The Waiver Wire: Hordichuk and O’Brien

Anyone who spent even a few seconds glancing at the Canucks’ defensive depth chart knew that the depth defencemen on the team were going to have some trouble making the roster. And anyone who spent a few seconds glancing at the team’s cap situation knew that players making more money than they were worth would have a black mark against them. At that junction of depth defenceman avenue and earns more than he’s worth street sits Shane O’Brien, who was waiver earlier today, along with Darcy Hordichuk.

It’s been a rocky road for O’Brien. He broke into the league as a tough defenceman who was willing to fight, a guy who might have evolved into a relatively high-end shutdown player. Certainly that’s what Tampa Bay was hoping for, back when they allowed Brian Burke to extract a first round pick from them in exchange for O’Brien’s rights. Eventually Tampa Bay sent to Vancouver in exchange for not much (Lukas Krajicek), and it’s been mostly downhill since then, with O’Brien making strange comments to the press and facing discipline from the team.

Entering training camp as the likely sixth defenceman, O’Brien didn’t clearly outplay the much cheaper Andrew Alberts, and since $1.6 million is a heavy chunk of change for a seventh defenceman, he finds himself on waivers. While he’s still a capable third-pairing guy, the problems of the last few years combined with his cap hit make me wonder if there’s a team out there willing to claim him, particularly given that most clubs are healthy this time of year and struggling to make cuts as it is.

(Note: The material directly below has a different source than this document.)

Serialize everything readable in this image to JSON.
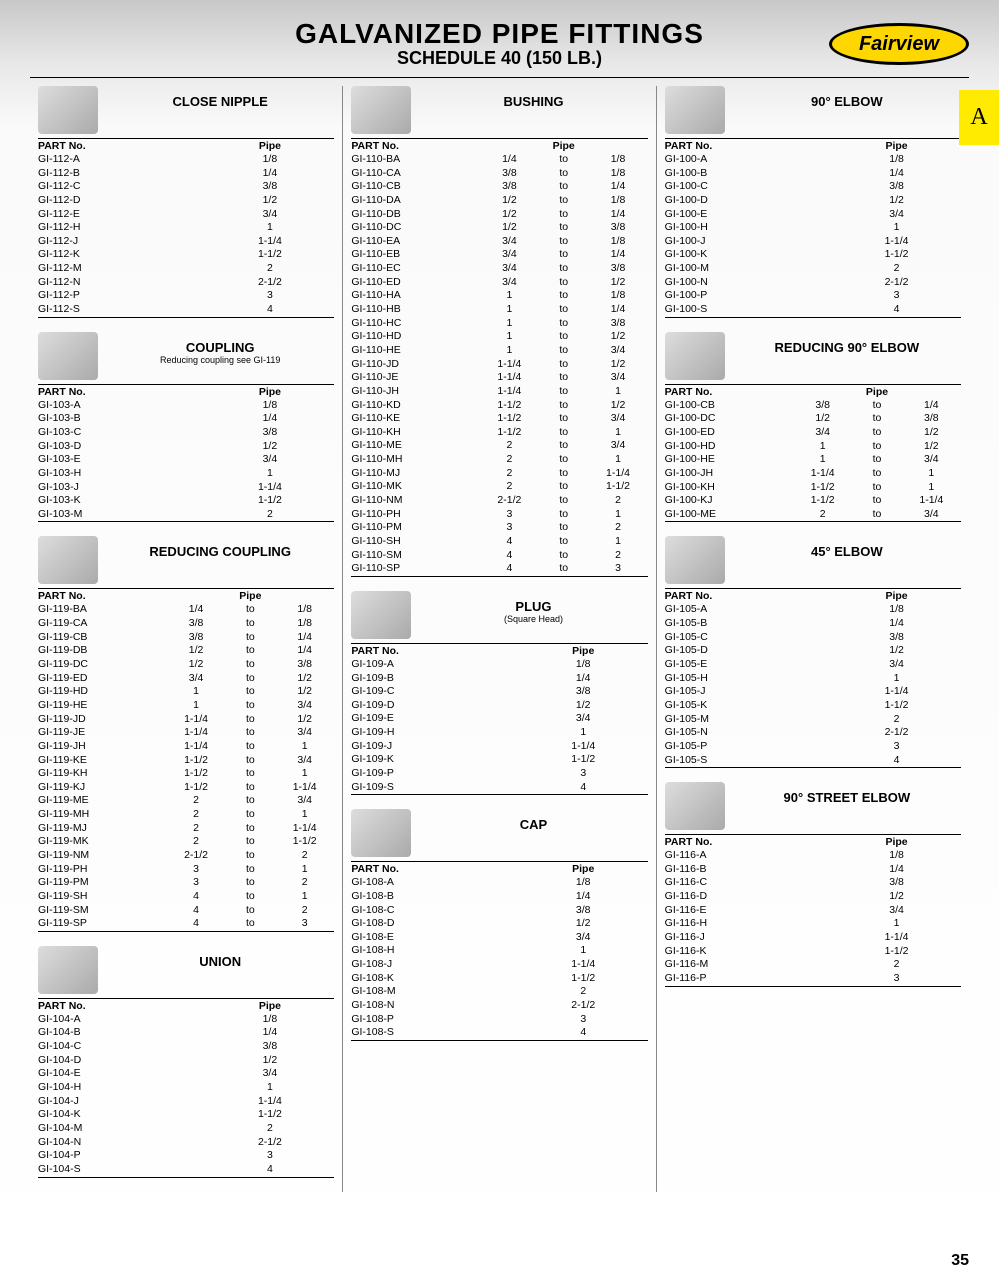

Also waived was Darcy Hordichuk, who makes decent money for a fighter ($775,000 this season) without other redeeming skills. The Canucks have other options – Rick Rypien is still with the team, and Tanner Glass is a willing combatant, cheaper, and probably has a better chance of contributing on the ice than Hordichuk. That doesn’t mean somebody else won’t take a chance on Hordichuk – after all, there always seem to be teams looking for fighters – but he clearly wasn’t an ideal fit for the Canucks.

All in all, both these moves strike me as perfectly sensible.